Xinyi He,Mengyu Zhou,Xinrun Xu,Xiaojun Ma,Rui Ding,Lun Du,Yan Gao,Ran Jia,Xu Chen,Shi Han,Zejian Yuan,Dongmei Zhang
Abstract:Tabular data analysis is crucial in various fields, and large language models show promise in this area. However, current research mostly focuses on rudimentary tasks like Text2SQL and TableQA, neglecting advanced analysis like forecasting and chart generation. To address this gap, we developed the Text2Analysis benchmark, incorporating advanced analysis tasks that go beyond the SQL-compatible operations and require more in-depth analysis. We also develop five innovative and effective annotation methods, harnessing the capabilities of large language models to enhance data quality and quantity. Additionally, we include unclear queries that resemble real-world user questions to test how well models can understand and tackle such challenges. Finally, we collect 2249 query-result pairs with 347 tables. We evaluate five state-of-the-art models using three different metrics and the results show that our benchmark presents introduces considerable challenge in the field of tabular data analysis, paving the way for more advanced research opportunities.
What problem does this paper attempt to address?
The paper aims to address two major issues in the current field of data table analysis:
1. **Lack of advanced data analysis tasks**: Existing research works, such as Text2SQL and TableQA datasets, mainly focus on basic operations of descriptive analysis (e.g., simple queries and summaries), while neglecting tasks that require deeper analytical capabilities, such as prediction, chart generation, etc.
2. **Handling unclear queries**: In practical applications, users' queries are often unclear or lack parameters, which poses challenges for automated data analysis tools.
To address these issues, the paper proposes a new benchmark dataset named Text2Analysis, which includes both advanced data analysis tasks and unclear queries. Specifically, the benchmark dataset covers the following points:
- **Advanced data analysis tasks**: Including basic insights (e.g., ranking, trends, etc.), prediction (forecasting future based on historical data), and chart generation (recommending and constructing charts).

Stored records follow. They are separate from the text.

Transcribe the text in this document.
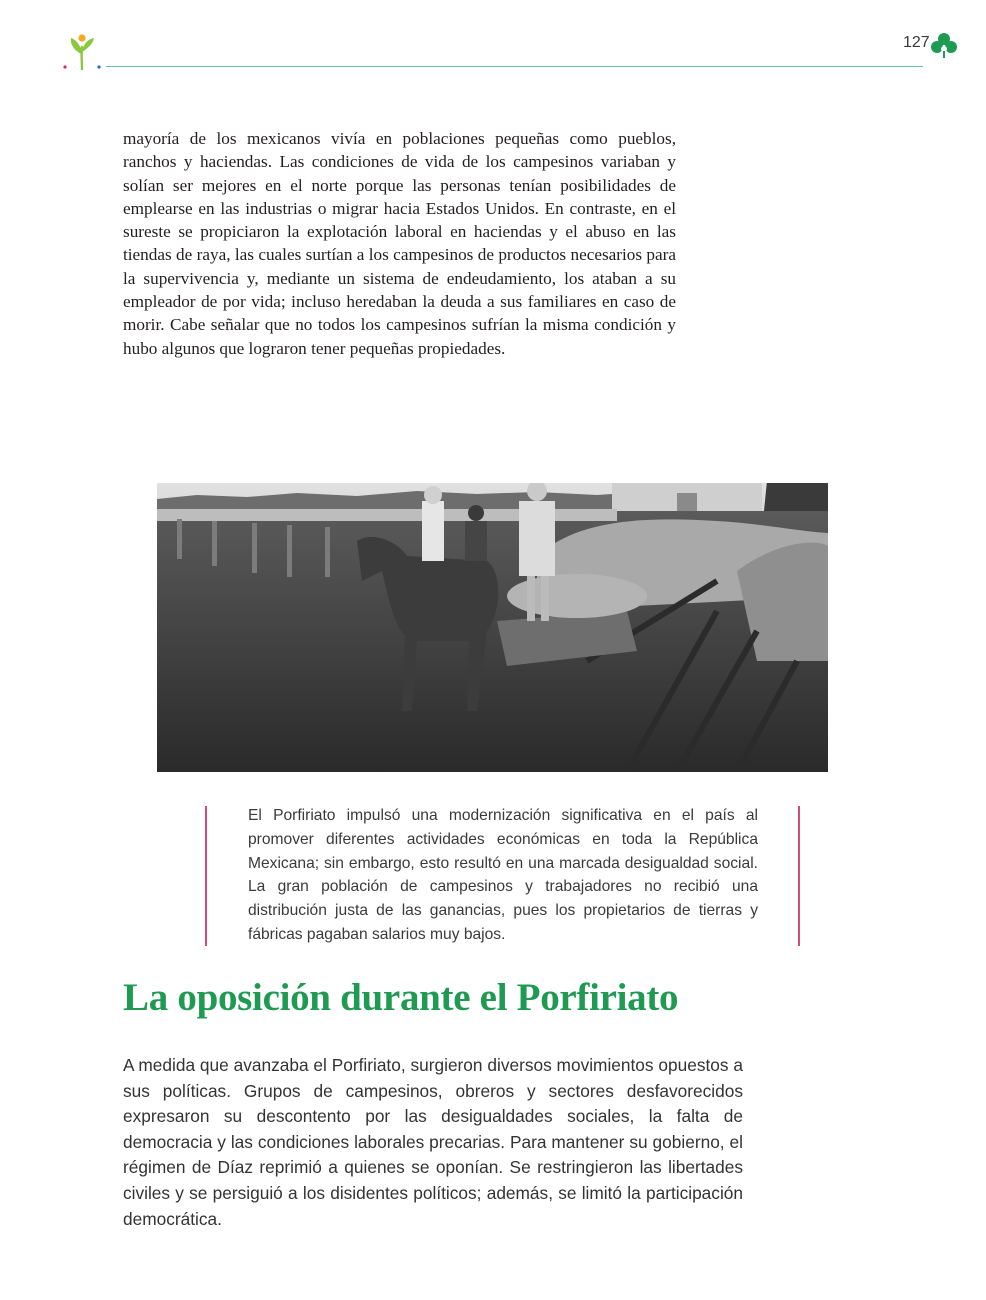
127

mayoría de los mexicanos vivía en poblaciones pequeñas como pueblos, ranchos y haciendas. Las condiciones de vida de los campesinos variaban y solían ser mejores en el norte porque las personas tenían posibilidades de emplearse en las industrias o migrar hacia Estados Unidos. En contraste, en el sureste se propiciaron la explotación laboral en haciendas y el abuso en las tiendas de raya, las cuales surtían a los campesinos de productos necesarios para la supervivencia y, mediante un sistema de endeudamiento, los ataban a su empleador de por vida; incluso heredaban la deuda a sus familiares en caso de morir. Cabe señalar que no todos los campesinos sufrían la misma condición y hubo algunos que lograron tener pequeñas propiedades.

El Porfiriato impulsó una modernización significativa en el país al promover diferentes actividades económicas en toda la República Mexicana; sin embargo, esto resultó en una marcada desigualdad social. La gran población de campesinos y trabajadores no recibió una distribución justa de las ganancias, pues los propietarios de tierras y fábricas pagaban salarios muy bajos.

La oposición durante el Porfiriato

A medida que avanzaba el Porfiriato, surgieron diversos movimientos opuestos a sus políticas. Grupos de campesinos, obreros y sectores desfavorecidos expresaron su descontento por las desigualdades sociales, la falta de democracia y las condiciones laborales precarias. Para mantener su gobierno, el régimen de Díaz reprimió a quienes se oponían. Se restringieron las libertades civiles y se persiguió a los disidentes políticos; además, se limitó la participación democrática.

- **Unclear queries**: These queries lack the key information needed to perform specific tasks, requiring the model to not only understand natural language but also possess certain data analysis capabilities to recommend appropriate analysis solutions.
Additionally, the paper develops five innovative and reliable annotation methods, leveraging the capabilities of large language models to improve annotation efficiency and data volume, while ensuring the quality of the dataset. The final collected dataset contains 2249 query-result pairs, involving 347 different tables. Five state-of-the-art models were evaluated using three different evaluation metrics (executable code ratio, pass rate, and regression metrics), and the results show that these models perform well in handling clear queries but face challenges with complex libraries and unclear queries.
In summary, the goal of this paper is to advance research in the field of data table analysis, particularly in advanced data analysis tasks and handling unclear user queries.